Это тоже важный момент. Поколение ее родителей было расколото смертельной враждой: в Майами оказались непримиримые противники Фиделя Кастро и его режима — лишенные им собственности, поднявшие против него оружие и проигравшие, разошедшиеся с ним во взглядах после революции, обиженные им, униженные, пораженные им в правах и т. д. Поколение Мариэлы, наверное, в такой же примерно пропорции разделено на тех, кто уехал в эмиграцию, и тех, кто остался на родине. Но их разделяет не пролитая кровь, не личные счеты, обиды, неутоленные амбиции, не жажда реванша, а куда более простые житейские мотивы. Никто никого не проклинал, вендетту не объявлял, разногласия не принципиальные. При желании можно найти компромисс, была бы политическая воля.
Без команданте
Вот я и думаю: не потому ли Фидель и «воскрес» (только что не из гроба встал, стоит вспомнить, как плох он был четыре года назад), что совсем ему не по нраву, просто-таки поперек горла все эти перемены, которые только на первый взгляд кажутся мизерными и косметическими. Он-то, опытнейший политик, знает, что большие, радикальные перемены, в результате которых рушится система вроде той, которую он построил на Кубе, начинаются с малых. Поэтому в свое время он не «клюнул» на призывы Горбачева начать на Кубе преобразования в духе нашей перестройки и фактически рассорился с советским лидером. Благодаря чему Куба и осталась последним в Старом и Новом Свете «островком» в буквальном и переносном смысле, где правит коммунистический режим.
И какой может быть для него диалог с Майами, где «окопались» не просто какие-то там абстрактные идеологические оппоненты, а личные враги?

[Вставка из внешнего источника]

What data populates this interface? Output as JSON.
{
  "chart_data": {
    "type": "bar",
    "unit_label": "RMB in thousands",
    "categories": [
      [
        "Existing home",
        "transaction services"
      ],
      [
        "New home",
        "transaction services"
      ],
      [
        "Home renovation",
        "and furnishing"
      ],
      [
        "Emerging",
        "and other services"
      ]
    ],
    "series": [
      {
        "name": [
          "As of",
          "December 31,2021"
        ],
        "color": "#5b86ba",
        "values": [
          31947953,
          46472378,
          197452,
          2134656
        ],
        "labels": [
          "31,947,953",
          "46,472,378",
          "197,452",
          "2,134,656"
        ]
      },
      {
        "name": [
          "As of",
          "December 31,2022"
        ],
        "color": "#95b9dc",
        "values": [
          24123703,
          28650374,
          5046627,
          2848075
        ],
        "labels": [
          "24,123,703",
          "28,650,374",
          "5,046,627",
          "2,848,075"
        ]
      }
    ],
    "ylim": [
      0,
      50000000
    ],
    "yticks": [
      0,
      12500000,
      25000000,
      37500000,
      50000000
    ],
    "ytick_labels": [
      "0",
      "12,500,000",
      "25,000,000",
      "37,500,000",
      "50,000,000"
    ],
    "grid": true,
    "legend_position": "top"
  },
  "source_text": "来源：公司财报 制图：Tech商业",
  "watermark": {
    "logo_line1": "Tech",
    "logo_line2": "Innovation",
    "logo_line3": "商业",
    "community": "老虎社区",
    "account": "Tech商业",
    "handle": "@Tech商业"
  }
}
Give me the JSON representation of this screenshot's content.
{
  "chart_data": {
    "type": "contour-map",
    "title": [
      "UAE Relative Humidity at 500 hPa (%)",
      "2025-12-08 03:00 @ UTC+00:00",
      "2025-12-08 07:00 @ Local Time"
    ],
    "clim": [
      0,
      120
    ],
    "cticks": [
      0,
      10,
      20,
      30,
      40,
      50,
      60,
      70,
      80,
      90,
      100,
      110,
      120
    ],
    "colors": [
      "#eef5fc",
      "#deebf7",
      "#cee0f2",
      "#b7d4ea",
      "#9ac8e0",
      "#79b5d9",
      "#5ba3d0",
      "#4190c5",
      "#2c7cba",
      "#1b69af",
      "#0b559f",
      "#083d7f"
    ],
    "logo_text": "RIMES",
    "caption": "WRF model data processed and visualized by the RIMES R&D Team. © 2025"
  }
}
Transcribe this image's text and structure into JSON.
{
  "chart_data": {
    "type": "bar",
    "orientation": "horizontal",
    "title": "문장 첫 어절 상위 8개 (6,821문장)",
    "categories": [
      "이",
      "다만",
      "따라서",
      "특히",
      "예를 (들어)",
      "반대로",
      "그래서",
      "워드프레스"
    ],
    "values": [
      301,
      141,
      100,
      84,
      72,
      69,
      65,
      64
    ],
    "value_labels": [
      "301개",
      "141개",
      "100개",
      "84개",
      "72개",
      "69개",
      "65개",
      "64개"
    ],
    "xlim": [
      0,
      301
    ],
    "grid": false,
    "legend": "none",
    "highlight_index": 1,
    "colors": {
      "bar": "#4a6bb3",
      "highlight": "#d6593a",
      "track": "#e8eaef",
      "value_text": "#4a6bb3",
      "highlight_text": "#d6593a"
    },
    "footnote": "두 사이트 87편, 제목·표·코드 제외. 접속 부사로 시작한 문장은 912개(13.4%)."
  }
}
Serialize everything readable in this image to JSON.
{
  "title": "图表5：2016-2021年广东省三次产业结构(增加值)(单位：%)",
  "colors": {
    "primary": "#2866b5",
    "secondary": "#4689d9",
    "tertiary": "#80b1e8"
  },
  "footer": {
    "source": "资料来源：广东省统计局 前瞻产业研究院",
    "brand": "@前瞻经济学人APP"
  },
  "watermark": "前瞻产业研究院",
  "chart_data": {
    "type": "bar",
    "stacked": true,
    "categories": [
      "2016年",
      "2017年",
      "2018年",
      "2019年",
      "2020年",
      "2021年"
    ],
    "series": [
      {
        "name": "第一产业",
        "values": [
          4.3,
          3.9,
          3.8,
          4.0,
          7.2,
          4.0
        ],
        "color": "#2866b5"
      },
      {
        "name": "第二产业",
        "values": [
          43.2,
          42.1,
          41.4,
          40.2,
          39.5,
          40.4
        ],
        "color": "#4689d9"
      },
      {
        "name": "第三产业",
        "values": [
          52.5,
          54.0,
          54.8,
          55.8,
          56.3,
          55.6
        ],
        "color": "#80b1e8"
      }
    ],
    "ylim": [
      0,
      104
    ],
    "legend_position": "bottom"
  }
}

Несостоявшийся медик и состоявшийся революционер, один из культовых персонажей ХХ века, Эрнесто Че Гевара освящает покой обитательниц гаванского дома престарелых
Но, увы, и с майамского берега на Кубу смотрят не готовые к диалогу люди. Да что там — они не готовы даже к диалогу друг с другом. Кубинская община Майами насчитывает десятки, если не сотни всевозможных политических партий, движений, объединений, в которых состоят порой лишь по нескольку участников. Казалось, что мешает им договориться и объединиться, чтобы образовать весомую политическую, общественную силу? Что им делить, кроме шкуры неубитого медведя, о чем спорить, если цель одна? У большинства даже названия похожие, почти непременно в них встречаются словосочетания Cuba libre, Cuba independiente — «свободная Куба», «независимая Куба». ...Я прохожу мимо ветшающих без ремонта, но все еще сохранивших в своем облике нечто респектабельное доходных домов в Ведадо, сердце Гаваны. До революции здесь жил средний класс — врачи, адвокаты. И практиковали они здесь же: на фасадах до сих пор сохранились надписи вроде: Dr. A. Gutierrez Valls, Proctologia. Сделаны эти монументальные визитные карточки были на века: смонтированы из ввинченных в гранит металлических аршинных букв. После революции, думаю, почти все эти почтенные проктологи, адвокаты и дантисты уехали в Майами, а кто не уехал, частную практику вынужден был прекратить. Но надписи остались — видимо, у революции руки оказались коротки их выкорчевать, тем более что многие красуются на уровне вторых и третьих этажей. И только недавно — я-то помню эти надписи целехонькими еще в 1990-е годы — они стали осыпаться сами собой, буква за буквой: наверное, проржавели и рассыпаются держащие их винты.